Это больше, чем сборник из семи рассказов – и все же, конечно, не роман; написан чехом-эмигрантом, который живет во Франции, очарован сексом и склонен к внезапным, хоть и изящным, соскальзываниям в автобиографические абстрактные размышления и в недавнюю историю Чехии.
Милан Кундера, рассказывает он нам, в молодости принадлежал той половине чешского населения, которая «была более активной, более умной, была лучшей половиной» и приветствовала приход к власти коммунистов в феврале 1948 года.

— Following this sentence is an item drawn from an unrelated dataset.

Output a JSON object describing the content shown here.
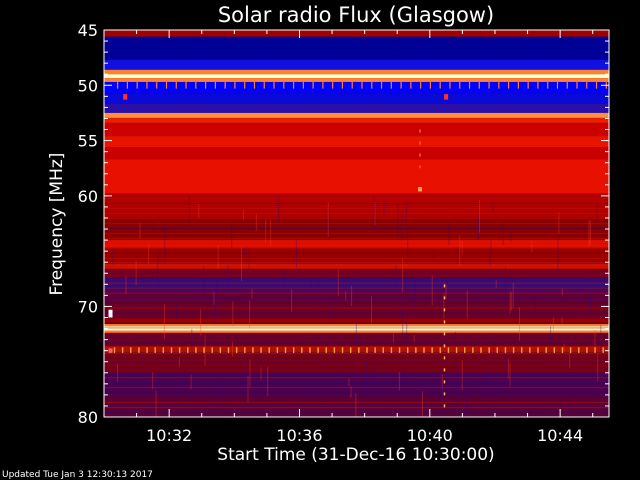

Потом он оказался среди десятков тысяч разочарованных суровым гнётом нового режима: «И тогда эти молодые, умные и решительные люди вдруг обнаружили в себе странное чувство, что они выпустили в мир поступок, который зажил собственной жизнью, перестал походить на их исконные представления и презрел тех, кто его породил. И вот эти молодые и умные начали взывать к своему поступку, воскрешать его, хулить, преследовать, гоняться за ним».

Кундера, сын известного пианиста, – говорится на суперобложке, – при коммунистическом режиме был разнорабочим и джазовым музыкантом, а «в итоге решил посвятить себя литературе и кинематографу. В 1960-х ему присвоили звание профессора пражского Института Передовых Кинематографических Исследований (the Prague Institute for Advanced Cinematographic Studies), где его студенты, в частности Милош Форман (Milos Forman), создали Новую волну в чешском кинематографе. Когда смелая попытка чехов создать «социализм с человеческим лицом» при Александре Дубчеке была сокрушена русским вторжением 21 августа 1968 года, Кундеру вычеркнули из официальной культурной жизни страны. К 1975 году нелегальное существование в родной стране стало невыносимым и он эмигрировал во Францию. В 1979 году в ответ на публикацию во Франции «Книги смеха и забвения» ("Le livre du rire et de l'oubli") чешские власти лишили Кундеру гражданства.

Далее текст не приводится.